Page 39 of Soul Food

Lars couldn’t know since I was still struggling with the true gravity of my reluctance to give into Ruth Thomas.

I was a fucking soul reaper for fuck’s sake. I wasn’t, nor would I ever be controlled by a mere human whose soul I wanted to devour. I’d been giving her what she wanted for years to keep her happy, and I’d continue to do so until her very last day.

Ruth Thomas wanted me, well, so be it. I’d let her try to seduce me so that her soul persevered. I wanted it strong and healthy. Right now, it was at a low point, almost as bad as it had been the day I led her to the bookstore.

“Leave,” I said as I faced the living room and spotted the phone lying in the floor. “Don’t go to her house either. Disappear for a while.”

I swallowed. Then swallowed again.

I had a bad feeling.

The kind when you realized you went too far for too long and it was too late to go back.

Ruth Thomas was about to fuck shit up—including my control.

_______

RUTH

Wiping my eyes, I froze in place and tried to cover up the sniffles I didn't want to hear when my phone went off. My heart sunk to my knees. I was so sick with the prospect of him calling only to yell at me. I was already embarrassed and full of regret. My fear grew worse as I picked up my phone. He was video calling me. The panic grew worse.

Why would he be? To curse at me? Threaten to sue? Call me names? Worst of all, to admit how much he didn’t find me attractive?

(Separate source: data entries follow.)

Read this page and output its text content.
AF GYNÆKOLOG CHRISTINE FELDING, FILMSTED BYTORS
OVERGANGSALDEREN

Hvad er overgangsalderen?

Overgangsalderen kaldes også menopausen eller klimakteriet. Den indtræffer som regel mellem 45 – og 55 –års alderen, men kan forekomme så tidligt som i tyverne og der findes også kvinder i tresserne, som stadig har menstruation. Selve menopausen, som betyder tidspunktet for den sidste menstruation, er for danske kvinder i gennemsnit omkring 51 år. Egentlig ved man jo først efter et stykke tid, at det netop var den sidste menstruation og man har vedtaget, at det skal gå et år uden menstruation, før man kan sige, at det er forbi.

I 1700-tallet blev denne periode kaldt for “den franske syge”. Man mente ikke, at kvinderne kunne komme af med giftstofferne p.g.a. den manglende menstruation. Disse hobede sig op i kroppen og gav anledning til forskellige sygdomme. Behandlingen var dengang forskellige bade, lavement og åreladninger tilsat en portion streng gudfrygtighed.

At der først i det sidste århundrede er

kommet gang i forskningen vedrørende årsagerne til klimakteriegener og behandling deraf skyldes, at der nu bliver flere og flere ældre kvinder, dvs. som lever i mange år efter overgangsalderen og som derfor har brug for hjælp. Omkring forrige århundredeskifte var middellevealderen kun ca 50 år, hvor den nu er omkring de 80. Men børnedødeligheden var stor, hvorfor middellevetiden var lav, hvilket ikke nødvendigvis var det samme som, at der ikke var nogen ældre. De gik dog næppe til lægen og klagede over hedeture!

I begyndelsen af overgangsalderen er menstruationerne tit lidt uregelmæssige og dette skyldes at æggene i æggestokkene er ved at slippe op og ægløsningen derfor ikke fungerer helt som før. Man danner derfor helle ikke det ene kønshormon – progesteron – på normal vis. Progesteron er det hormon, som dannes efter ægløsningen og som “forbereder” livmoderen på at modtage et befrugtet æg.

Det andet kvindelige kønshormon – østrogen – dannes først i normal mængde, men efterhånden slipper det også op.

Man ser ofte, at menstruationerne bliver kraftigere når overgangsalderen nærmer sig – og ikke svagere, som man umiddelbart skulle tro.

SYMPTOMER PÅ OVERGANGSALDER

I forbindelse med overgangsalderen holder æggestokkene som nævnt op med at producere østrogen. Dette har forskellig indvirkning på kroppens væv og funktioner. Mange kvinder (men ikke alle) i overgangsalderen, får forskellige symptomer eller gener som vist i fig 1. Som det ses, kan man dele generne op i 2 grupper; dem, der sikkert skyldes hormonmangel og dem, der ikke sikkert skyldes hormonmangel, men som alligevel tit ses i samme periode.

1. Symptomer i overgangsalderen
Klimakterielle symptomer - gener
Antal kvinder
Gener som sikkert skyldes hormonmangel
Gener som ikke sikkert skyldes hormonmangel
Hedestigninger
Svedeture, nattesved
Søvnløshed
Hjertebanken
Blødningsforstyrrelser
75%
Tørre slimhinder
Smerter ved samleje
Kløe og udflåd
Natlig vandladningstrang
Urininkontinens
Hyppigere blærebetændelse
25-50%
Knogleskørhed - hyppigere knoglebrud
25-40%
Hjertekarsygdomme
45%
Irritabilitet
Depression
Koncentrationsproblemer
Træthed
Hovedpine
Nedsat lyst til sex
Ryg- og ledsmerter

Every molecule in my body begged me not to answer. I slid my thumb across the screen, anyway, and accepted the video chat. I flipped the screen around so that he’d see the sofa instead of my face. I held my breath and waited to see if he was calling to yell. It was just his chest again filling up my screen.

“Ruth.” It wasn’t a question. Amit’s voice carried my name like it was a demand.

“What Amit?” I replied in a clipped tone.

“Turn the camera so that I can see you,” he requested.

“Why?” My heart was going crazy.

Silence.

Then finally, “I thought you had something to show me.”

I huffed bitterly. “A woman can take a hint, Amit. You cut me off pretty quickly.”

“Show me what you wanted to show me,” he barked.

I flipped the screen around and glared at him. “What?” I blinked. “Happy now?”

“You’ve been crying.” He took notice, his voice sounded even angrier. “You’re going to let my actions affect the way you feel?”

“My pride took a hit,” I admitted. There was no point in denying it. I wasn’t one of those women who could hide their emotions. “That’s all. I’m over it.” I was far from over it or Amit, I knew that. I had it bad and didn’t even know why. When silence filled the air once more, I sighed. “If that’s all… I’m getting off—”

“I thought you had something to show me?” he interrupted with the same words he already said.

Damn, the traitorous place between my thighs throbbed and shot electric jolts through me. Like I needed the needy ache between my thighs to remind me how much I desired him. I should save myself and end the video. My heart was doing that stupid thing again. It really liked the idea of showing off for him. I was a singer. I enjoyed all eyes on me, but this… I must have an undiscovered kink because the idea of performing for him in a way I’d never done had my body on fire.

“I forgot what I was going to show you,” I pretended as I brought the camera closer to my face. I wiped my eyes and rubbed my wet nose.

“You were messing with the straps on your shoulder, but if you forgot, I can let you go.” I knew he was baiting me, but I let him.

I let my free hand fall to my shoulder and fussed with the straps. “These?” I pointed the camera over my shoulder. Letting my voice drop and become huskier, I whispered. “Amit, do you want to see more?”

“I want what you want,” came his reply. “And you want me to see more.”